The price growth of an “asset” into which investors everywhere around the globe have poured billions since the financial crisis has slowed dramatically, and this should worry policymakers.
Global house prices have been growing at 2.7% in the second quarter of this year compared with 4% last year, in inflation-adjusted terms, according to an index developed by the forecasting and quantitative analysis experts at Oxford Economics.
The index is still slightly above the long-term average since 1997, but the slowdown is quite significant. When considered in conjunction with other international headwinds such as US President Donald Trump’s trade war, it becomes clear that the house prices slowdown could pose a serious threat to the global economy.
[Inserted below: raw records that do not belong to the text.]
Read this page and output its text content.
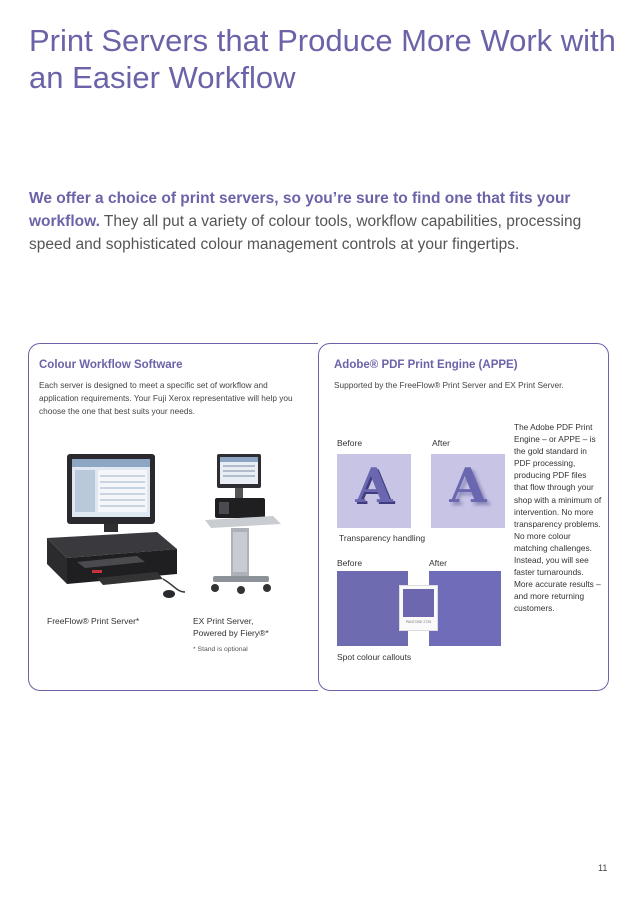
Print Servers that Produce More Work with an Easier Workflow
We offer a choice of print servers, so you’re sure to find one that fits your workflow. They all put a variety of colour tools, workflow capabilities, processing speed and sophisticated colour management controls at your fingertips.
Colour Workflow Software
Each server is designed to meet a specific set of workflow and application requirements. Your Fuji Xerox representative will help you choose the one that best suits your needs.
FreeFlow® Print Server*	EX Print Server, Powered by Fiery®*
* Stand is optional
Adobe® PDF Print Engine (APPE)
Supported by the FreeFlow® Print Server and EX Print Server.
Before	After
A	A
Transparency handling
Before	After
PANTONE 2725
Spot colour callouts
The Adobe PDF Print Engine – or APPE – is the gold standard in PDF processing, producing PDF files that flow through your shop with a minimum of intervention. No more transparency problems. No more colour matching challenges. Instead, you will see faster turnarounds. More accurate results – and more returning customers.
11
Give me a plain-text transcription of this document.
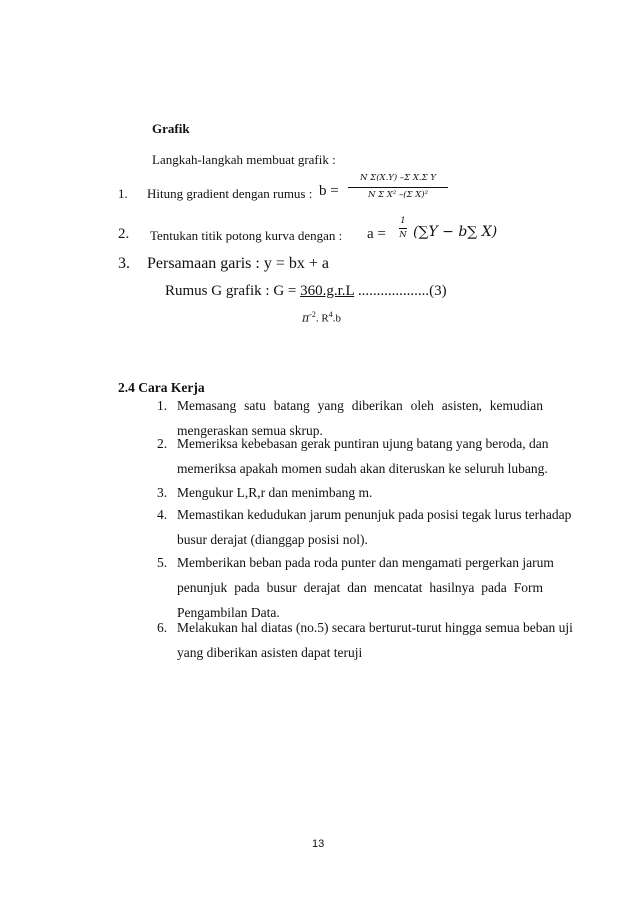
Grafik
Langkah-langkah membuat grafik :
1. Hitung gradient dengan rumus : b =
N Σ(X.Y) –Σ X.Σ Y
N Σ X² –(Σ X)²
2. Tentukan titik potong kurva dengan : a =
1
N (∑Y − b∑ X)
3. Persamaan garis : y = bx + a
Rumus G grafik : G = 360.g.r.L ...................(3)
$\pi^{-2}$. $R^4.b$
2.4 Cara Kerja
1. Memasang satu batang yang diberikan oleh asisten, kemudian
mengeraskan semua skrup.
2. Memeriksa kebebasan gerak puntiran ujung batang yang beroda, dan
memeriksa apakah momen sudah akan diteruskan ke seluruh lubang.
3. Mengukur L,R,r dan menimbang m.
4. Memastikan kedudukan jarum penunjuk pada posisi tegak lurus terhadap
busur derajat (dianggap posisi nol).
5. Memberikan beban pada roda punter dan mengamati pergerkan jarum
penunjuk pada busur derajat dan mencatat hasilnya pada Form
Pengambilan Data.
6. Melakukan hal diatas (no.5) secara berturut-turut hingga semua beban uji
yang diberikan asisten dapat teruji
13
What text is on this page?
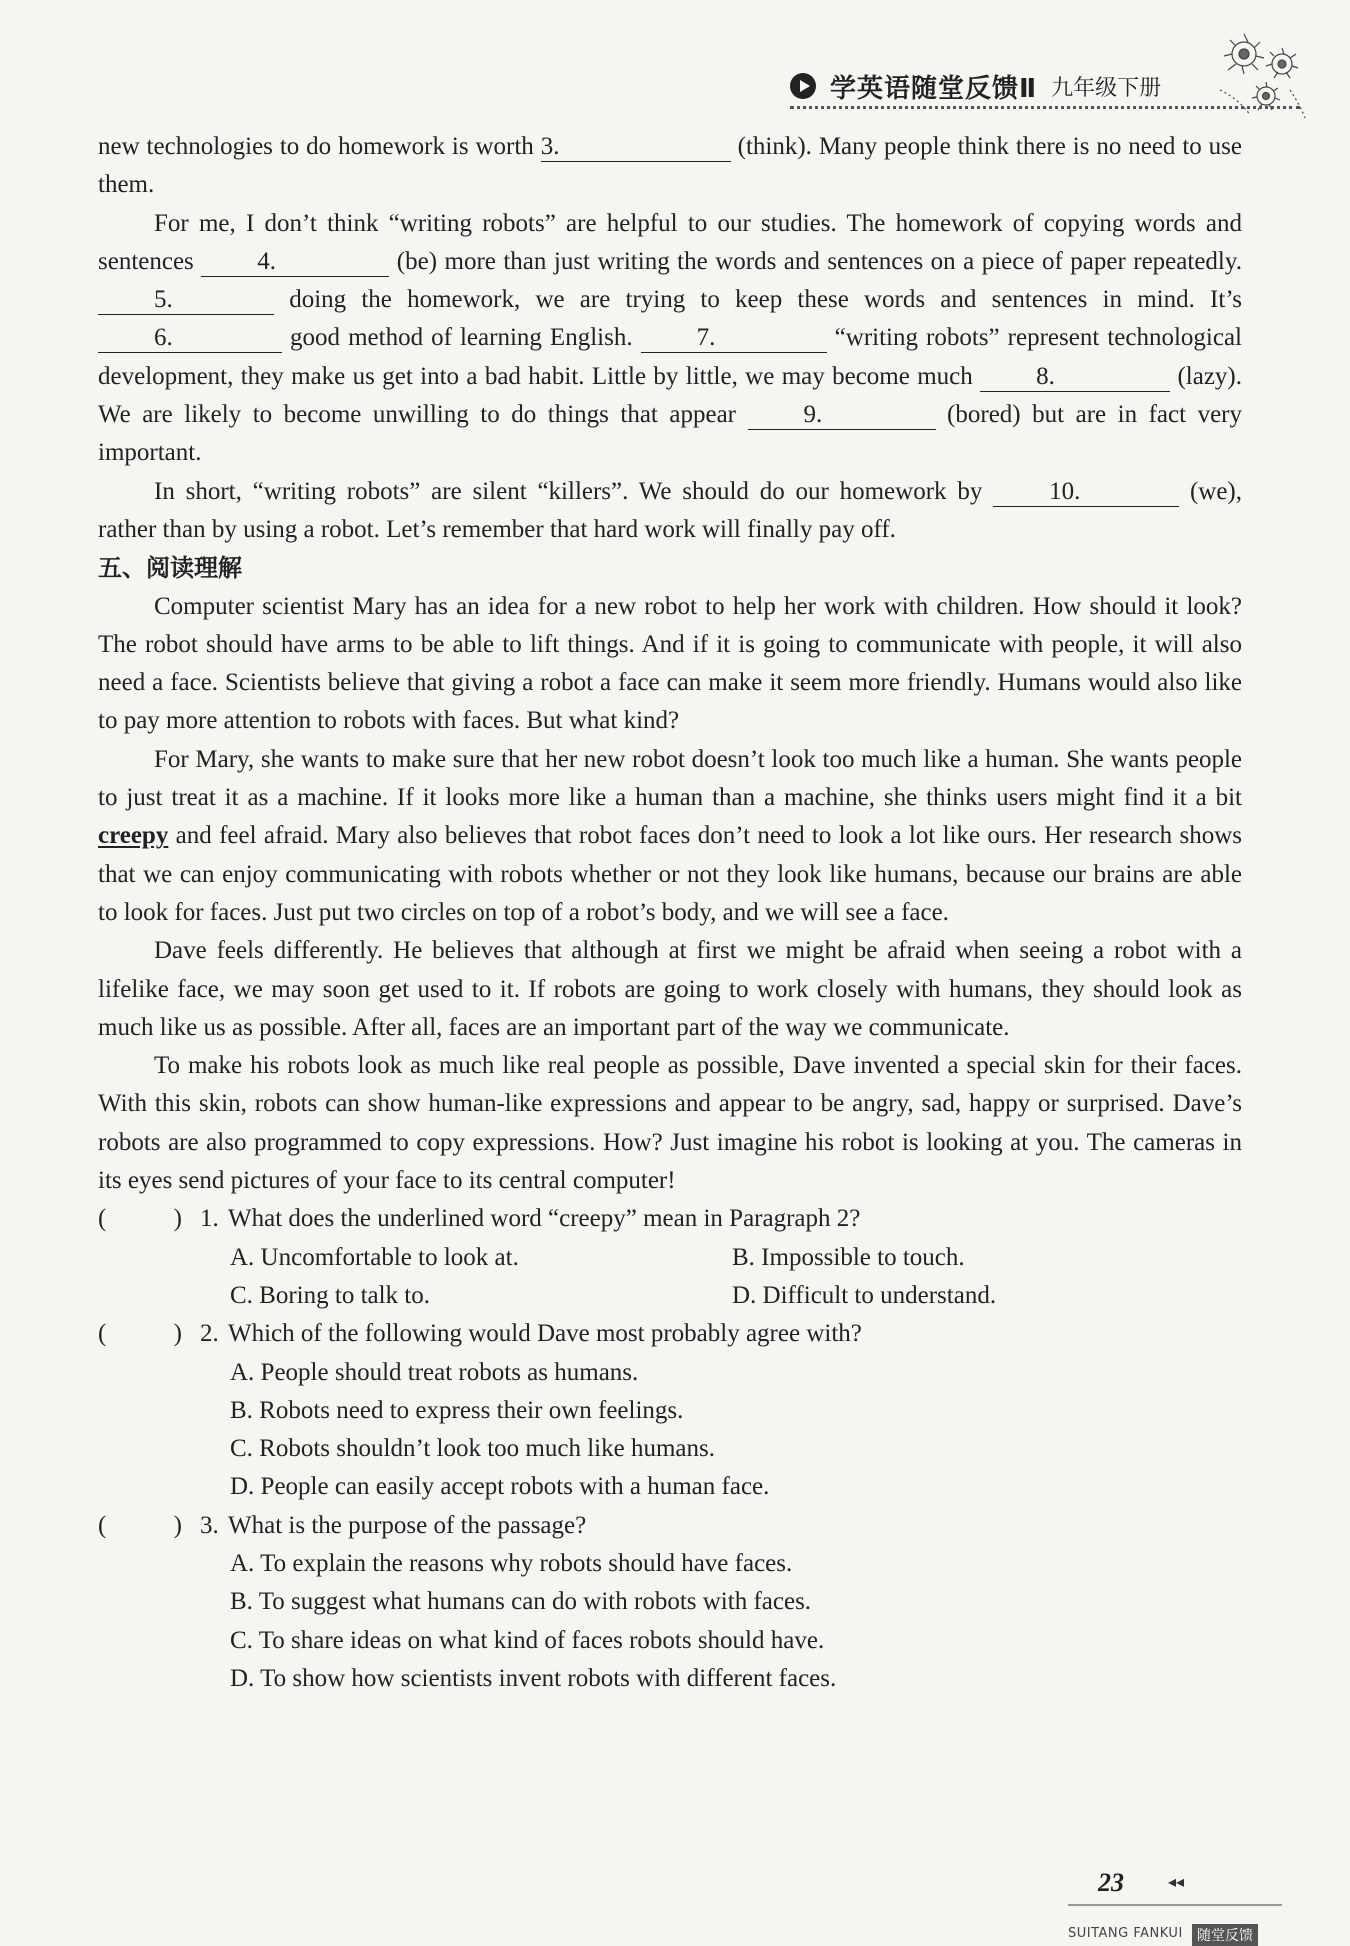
学英语随堂反馈Ⅱ 九年级下册

new technologies to do homework is worth 3.	(think). Many people think there is no need to use them.

For me, I don’t think “writing robots” are helpful to our studies. The homework of copying words and sentences 4.	(be) more than just writing the words and sentences on a piece of paper repeatedly. 5.	doing the homework, we are trying to keep these words and sentences in mind. It’s 6.	good method of learning English. 7.	“writing robots” represent technological development, they make us get into a bad habit. Little by little, we may become much 8.	(lazy). We are likely to become unwilling to do things that appear 9.	(bored) but are in fact very important.

In short, “writing robots” are silent “killers”. We should do our homework by 10.	(we), rather than by using a robot. Let’s remember that hard work will finally pay off.

五、阅读理解

Computer scientist Mary has an idea for a new robot to help her work with children. How should it look? The robot should have arms to be able to lift things. And if it is going to communicate with people, it will also need a face. Scientists believe that giving a robot a face can make it seem more friendly. Humans would also like to pay more attention to robots with faces. But what kind?

For Mary, she wants to make sure that her new robot doesn’t look too much like a human. She wants people to just treat it as a machine. If it looks more like a human than a machine, she thinks users might find it a bit creepy and feel afraid. Mary also believes that robot faces don’t need to look a lot like ours. Her research shows that we can enjoy communicating with robots whether or not they look like humans, because our brains are able to look for faces. Just put two circles on top of a robot’s body, and we will see a face.

Dave feels differently. He believes that although at first we might be afraid when seeing a robot with a lifelike face, we may soon get used to it. If robots are going to work closely with humans, they should look as much like us as possible. After all, faces are an important part of the way we communicate.

To make his robots look as much like real people as possible, Dave invented a special skin for their faces. With this skin, robots can show human-like expressions and appear to be angry, sad, happy or surprised. Dave’s robots are also programmed to copy expressions. How? Just imagine his robot is looking at you. The cameras in its eyes send pictures of your face to its central computer!

(	) 1. What does the underlined word “creepy” mean in Paragraph 2?

A. Uncomfortable to look at.	B. Impossible to touch.
C. Boring to talk to.	D. Difficult to understand.

(	) 2. Which of the following would Dave most probably agree with?

A. People should treat robots as humans.
B. Robots need to express their own feelings.
C. Robots shouldn’t look too much like humans.
D. People can easily accept robots with a human face.

(	) 3. What is the purpose of the passage?

A. To explain the reasons why robots should have faces.
B. To suggest what humans can do with robots with faces.
C. To share ideas on what kind of faces robots should have.
D. To show how scientists invent robots with different faces.
23	◂◂
SUITANG FANKUI	随堂反馈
In many markets, house prices have grown at breakneck speed since the financial crisis, spurred on by low interest rates and money-printing by the major central banks.
The purchases of traditionally safe assets such as bonds by central banks have pushed investors into riskier assets. Some of them invested in equities, but many investors still consider real estate to be the safest bet there is, so they piled into the housing markets, particularly in Sweden, the UK, Australia, New Zealand and Canada.
Now those markets are so over-heated that they could endanger global financial stability. While the index still shows relatively healthy growth, “beneath the surface there are several warning signs,” says Adam Slater, lead economist at Oxford Economics.
House prices are still below their pre-financial crisis peak in many of the countries in the Organisation for Economic Cooperation and Development (OECD), made up by developed economies.
However, they are 7% above their long-term average, similar to valuations during earlier cyclical peaks in 1974, 1979 and 1990. Valuations peaked at 12% above their long-term average before the financial crisis for 2007-2009.
Currently, valuations are very different across countries. In a group of medium-size economies they are very high, at between 40% and 90% above their long-term average. These are Australia, Belgium, Canada, New Zealand, Norway and Sweden.
Currently, house prices in these countries are either stagnant or falling, with Sweden seeing a 7% decline in house prices. There have been numerous warnings that Sweden, where house prices had been rising without pause since the mid-1990s, was experiencing a bubble in its housing market.
The exception to this is New Zealand, where residential property prices were still rising strongly.
Home price valuations in the UK also look high, and this is hampering future growth. “It is likely that high valuations plus tighter monetary conditions have played a key role in the sharp slowdown in price growth in the UK, Australia, Canada and Sweden in the last year,” says Slater.
If the global slowdown accelerates and a no-deal Brexit becomes reality, the safety of investing in houses, especially in Britain, will be tested.